Zach sits down with Warren Miles-Pickup — founder of Pixel True and former host of "The Flawed Dad's Guide to Parenting" — who spent 15 years in finance traveling roughly 120 nights a year before walking away to prioritize his family. The two trade honest notes on how much of their identity got wrapped up in a high-status travel career, why the itch to go back never fully leaves, and how they keep choosing family anyway. Warren shares the gut-punch question that became his tipping point ("be the man that she would leave you for") and the moment his wife told him she wouldn't marry him again as he was. The conversation then pivots to business — where Warren's core lesson is that people overcomplicate everything and win by niching down to a customer's real pain — and closes on parenting: motivate and inspire your kids and your team, then get out of the way and let them overcome their own challenges.
Leaving a successful, high-status role means actively rebuilding who you are — it took both men well over a year, and Warren says he's still working on it.
"Be the man that she would leave you for." Warren asked his wife if she'd still marry him as he was; her honest "no" forced the change that saved the marriage.
Warren was offered the same role and perks two weeks before recording; his wife asked "do you remember why you stopped?" and he turned it down immediately.
Give the customer a clear path: here's your problem, here's the solution, here's why we're the best provider, here's where to buy. Niche down to the real pain point and you close faster.
Figure out what drives each person (their love language / reward), inspire them, then let them solve the problem themselves.
Handing kids or team members the answer sucks the inspiration out of them. Overcoming a challenge is one of the most rewarding things a person can do — take it away and you create floundering adults (and a team that always comes to you for answers).
Be the man that she would leave you for.
Ask your spouse the honest question this week: "If we met today, knowing who I am now, would you still marry me?" — and be ready to act on the answer.

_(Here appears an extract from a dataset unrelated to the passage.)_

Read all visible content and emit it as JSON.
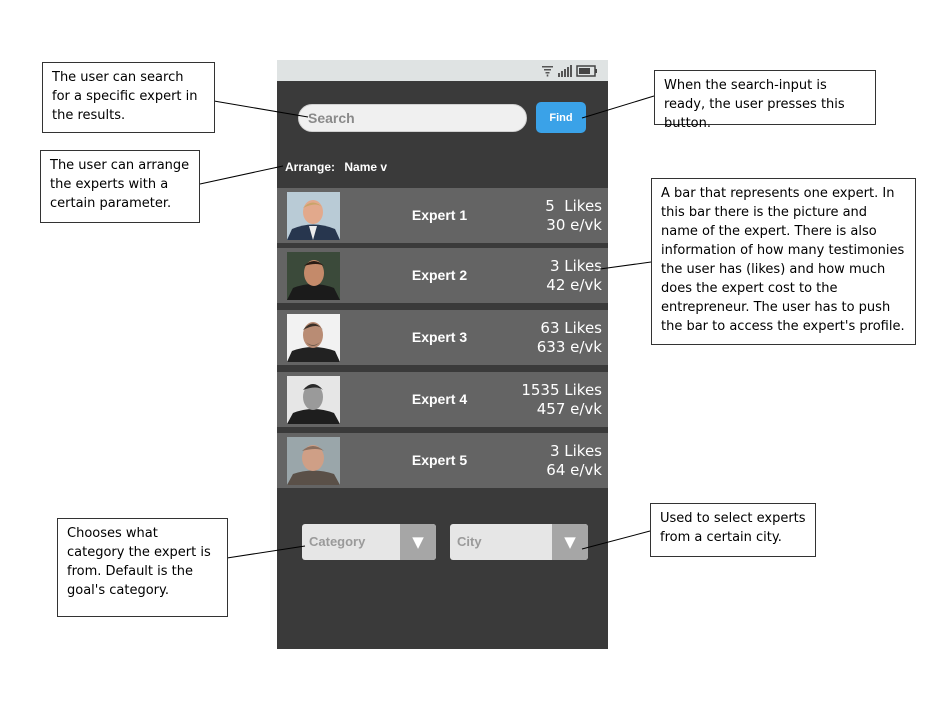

Write down your top 2-3 "why I made this choice" reasons and keep them somewhere you'll see them when the old life comes calling (a job offer, a status perk, an itch).
Send your wife one non-transactional text or bring home flowers today — connect for no reason other than the relationship.
Pick one thing you're currently over-explaining (a pitch, a website, an offer) and cut it down to: problem → solution → why you → where to buy.
Identify what actually motivates one kid and one team member (their reward / love language), then stop handing them the answer and let them work through one challenge on their own.